Uma série de ataques contra sinagogas em diferentes países elevou o alerta de segurança para comunidades judaicas em meio ao agravamento do conflito entre a coalizão formada pelos Estados Uidos e Israel contra o Irã. Episódios registrados nesta semana na Europa e na América do Norte estão sendo investigados por autoridades locais como possíveis atos de violência motivados por antissemitismo.
Na sexta-feira, 13, a polícia de Rotterdam, nos Países Baixos, informou ter prendido quatro jovens suspeitos de provocar uma explosão que incendiou uma sinagoga da cidade na noite anterior. Embora não tenha havido feridos, o templo sofreu danos estruturais em decorrência das chamas.

Segundo as autoridades, ainda não está claro se o grupo pretendia detonar um artefato explosivo ou provocar um incêndio em outro templo judaico da região. Entre os detidos estão dois jovens de 19 anos, um de 18 e um adolescente de 17.
A prefeita da cidade, Carola Schouten, afirmou que o episódio é tratado com extrema seriedade pelas autoridades. “Não há lugar em Roterdã para o antissemitismo, a intimidação, a violência nem o ódio contra comunidades religiosas”, disse.
Nos Estados Unidos, um episódio semelhante ocorreu um dia antes. Um homem de 41 anos avançou com uma caminhonete contra a sinagoga Temple Israel, localizada na região metropolitana de Detroit, no Estado de Michigan.
O veículo atravessou as portas do edifício e invadiu o corredor do templo, ferindo um dos seguranças. O agressor foi morto após uma troca de tiros com a equipe de segurança do local, segundo autoridades policiais.
“A equipe de segurança o viu e entrou em confronto com ele”, afirmou o xerife do condado de Oakland, Michael Bouchard. De acordo com ele, ainda não é possível determinar se o suspeito morreu em decorrência dos disparos efetuados pelos seguranças.
Após o confronto, a caminhonete pegou fogo, liberando fumaça no interior do prédio. Cerca de 30 policiais precisaram ser hospitalizados por inalação de fumaça.
O chefe de polícia local, Dale Young, informou que o agressor aparentemente agiu sozinho. Equipes com cães farejadores foram mobilizadas para verificar a presença de explosivos no veículo.

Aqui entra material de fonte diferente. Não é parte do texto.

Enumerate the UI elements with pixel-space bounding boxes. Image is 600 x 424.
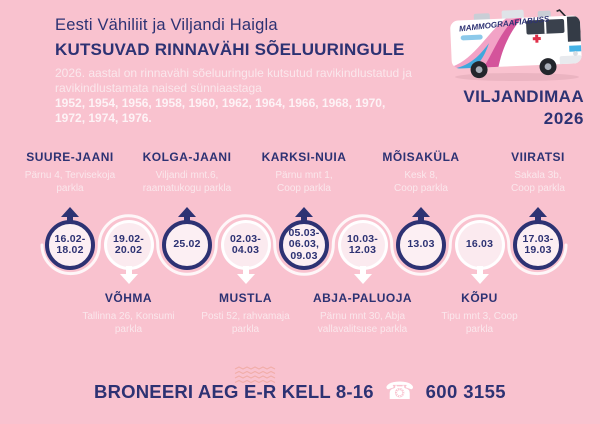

O Departamento de Segurança Interna identificou o suspeito como Ayman Mohamad Ghazali, um homem de origem libanesa que chegou aos Estados Unidos em 2011 com visto para cônjuge de cidadão americano e obteve cidadania cinco anos depois.
A motivação do ataque ainda não foi confirmada. Ghazali teria perdido familiares recentemente em um ataque israelense no Líbano.
A investigação do caso está sendo conduzida pelo Federal Bureau of Investigation (FBI). A responsável pelo escritório da agência em Detroit, Jennifer Runyan, afirmou que o episódio será tratado como um possível ato de violência direcionado à comunidade judaica.
Os incidentes ocorrem em meio à expansão do conflito entre Estados Unidos, Israel e Irã, que já envolve mais de uma dezena de países do Oriente Médio e aliados regionais.
Além das sinagogas, instalações diplomáticas americanas também passaram a ser alvo de ataques. No Canadá, o consulado dos Estados Unidos em Toronto foi alvo de disparos na terça-feira, 10.
Na Noruega, uma explosão atingiu a embaixada americana em Oslo, episódio que está sendo investigado pelas autoridades locais como possível ato de terrorismo.
O aumento desses episódios levou governos e forças de segurança a reforçar a vigilância em locais de culto e representações diplomáticas, diante do risco de novos ataques associados às tensões geopolíticas provocadas pela guerra no Oriente Médio.